Os meus primeiros seis meses na UCLA não foram notáveis, exceto nas férias da Páscoa, quando eu e dois dos meus colegas - um intelectual melancólico e barbudo de Nova Iorque e uma rapariga irlandesa mais velha - passamos três dias de bebedeira em Tijuana. Durante o resto do semestre da Primavera, eu permaneci em minha rotina vagarosa - aulas em edifícios dispersos no vasto campus de árvores alinhadas; largas horas de leitura, sozinho nas bibliotecas da universidade ou no meu pequeno apartamento; e, aos domingos, telefonemas para Mary na Flórida, utilizando um telefone público e apenas pagando os primeiros três minutos, mas falando normalmente durante uma hora ou mais, não assinalando quando acabava. Às vezes, eu ia de tarde e de noite ao Lucky 4, um restaurante e bar mexicano a cerca de uma milha do campus, não longe do Hospital Para Veteranos de Guerra. Gostava do lugar. Havia mulheres ao bar e homens cegos puxando amigos sem pernas em cadeiras de rodas que orientavam a direção. Algumas vezes os aleijados ficavam e lutavam, batendo-se com as muletas. Faziam-me lembrar uma história de Nelson Algrem. Era um "lugar asseado" para beber.
Aos fins de semana, eu ia para a praia de Venice. Venice era a meca da geração beat e da tradição boêmia dos anos cinquenta. Poetas, pintores e estudantes viviam sem gastar tanto dinheiro, em grandes quartos de casas vitorianas outrora elegantes, ou em quartos pequenos ao lado dos canais. Quando o Verão chegou, voltei para Corolado. Estava magro após uns meses de refeições pobres e falhas, mas depressa recuperei minha forma. Depois parti de novo para o México, desta vez com meu irmão e meu padrinho, um oficial da marinha que servia com meu pai no Pacífico. Andy, meu irmão, dizia que era uma viagem dada à bebedeira. Andamos cerca de cem milhas para Sul, para Enseada. Eu mostrei-lhe a vida. Bebiámos cervejas e eu o levava de bar em bar, discutindo com os mexicanos em espanhol quando tentavam ludibriar-nos. Falando com as prostitutas, correndo através de ruelas, fugindo dos cães. Foi fantástico.

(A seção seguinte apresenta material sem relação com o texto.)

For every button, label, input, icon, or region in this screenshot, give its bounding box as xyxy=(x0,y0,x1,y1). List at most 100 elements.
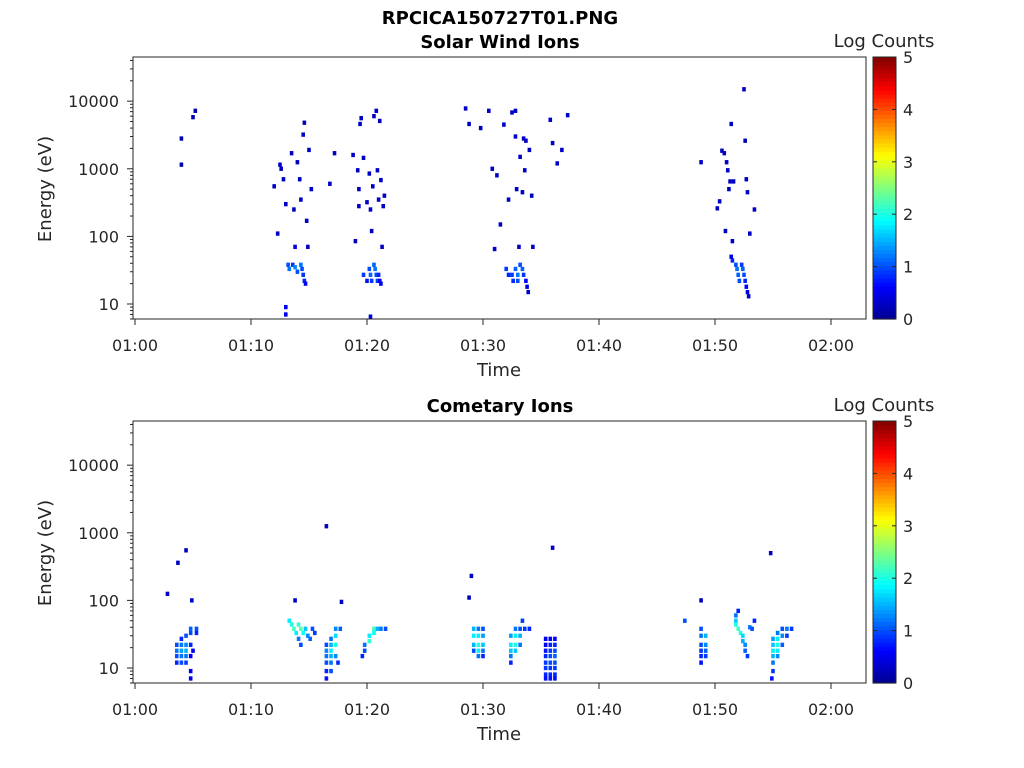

De volta à zona de San Diego, iámos frequentemente ao cinema, e algumas vezes eu roubava vinho e me embebedava. Naquela época, quando eram filmes sobre o exército americano, costumavam tocar o hino nacional. Uma vez, enchi o cinema com minha voz: Ohhhh seyyyy cannn youuu seee...!! Era o único que cantava.